REPUBLIKA.CO.ID, JAKARTA -- Menanggapi surat yang dikirimkan Ketua DPR Setya Novanto kepada Pertamina berkaitan dengan pembayaran penyimpanan BBM, PT Pertamina meminta pendampingan Badan Pengawasan Keuangan dan Pembangunan (BPKP) serta tetap berkoordinasi dengan Komisi Pemberantasan Korupsi (KPK).
Direktur Pemasaran dan Niaga Pertamina, Ahmad Bambang menjelaskan sejak awal permasalahan surat Setnov terkuak, pihaknya mengakui adanya kontrak dengan PT Orbit Terminal Merak (OTM). Kontrak ini terjadi pada Oktober 2014, dan ketika direksi baru terbentuk pada akhir tahun lalu, hal ini sudah menjadi sasaran KPK.

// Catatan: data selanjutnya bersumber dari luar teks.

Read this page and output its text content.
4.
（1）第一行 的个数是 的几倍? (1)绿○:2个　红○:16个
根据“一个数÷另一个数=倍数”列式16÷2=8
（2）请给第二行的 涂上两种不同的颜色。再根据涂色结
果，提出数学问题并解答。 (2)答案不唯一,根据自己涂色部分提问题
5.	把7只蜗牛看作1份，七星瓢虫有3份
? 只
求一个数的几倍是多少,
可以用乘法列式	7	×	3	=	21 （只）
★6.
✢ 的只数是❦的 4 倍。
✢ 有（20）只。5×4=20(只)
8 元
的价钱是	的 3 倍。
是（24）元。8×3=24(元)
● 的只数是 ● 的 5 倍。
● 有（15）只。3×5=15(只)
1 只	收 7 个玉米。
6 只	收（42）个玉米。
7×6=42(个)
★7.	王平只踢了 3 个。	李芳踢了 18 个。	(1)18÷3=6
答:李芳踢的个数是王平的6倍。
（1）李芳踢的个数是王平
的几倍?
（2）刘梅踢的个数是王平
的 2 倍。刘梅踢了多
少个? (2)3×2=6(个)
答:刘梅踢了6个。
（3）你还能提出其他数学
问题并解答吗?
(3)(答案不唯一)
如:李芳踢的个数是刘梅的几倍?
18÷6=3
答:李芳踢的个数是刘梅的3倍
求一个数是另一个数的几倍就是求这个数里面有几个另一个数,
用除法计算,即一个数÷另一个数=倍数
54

"KPK sudah sasar itu dan mengindikasikan itu tidak wajar lah. Dan untuk itu kami panggil. Kami nggak bisa bayar sampai ada negosiasi yang dicapai kedua belah pihak supaya harga dan kontrak ini wajar. Meskipun sudah dari Oktober, sampai sekarang Pertamina belum bayar," katanya, Jumat (20/11).
Ia melanjutkan, langkah selanjutnya adalah mengajak BPKP untuk meberikan asistensi terkait pemasaran. Selain itu juga Pertamina akan melibatkan Satuan Pengawas Internal (SPI). BPKP nantinya juga akan mendampingi untuk melakukan negosiasi dengan PT OTM.
"Karena ini masih negosiasi. Kami mengajak lembaga pemerintah yang lain, BPKP untuk mengasistensi Pertamina dan Pertamina melibatkan fungsi lain," ujarnya.
Negosiasi yang akan dilakukan selain tarif, lanjut Bambang, adalah toleransi loses. Pertamina menginginkan toleransi loses tidak lebih dari 0,2 persen.
"Toleransi losses mereka 0,3%, kita minta diturunin. Pertamina aja bisa kecil. Paling ga standar internasional lah, 0,2%. Kalau bisa 0,1% lebih bagus," katanya.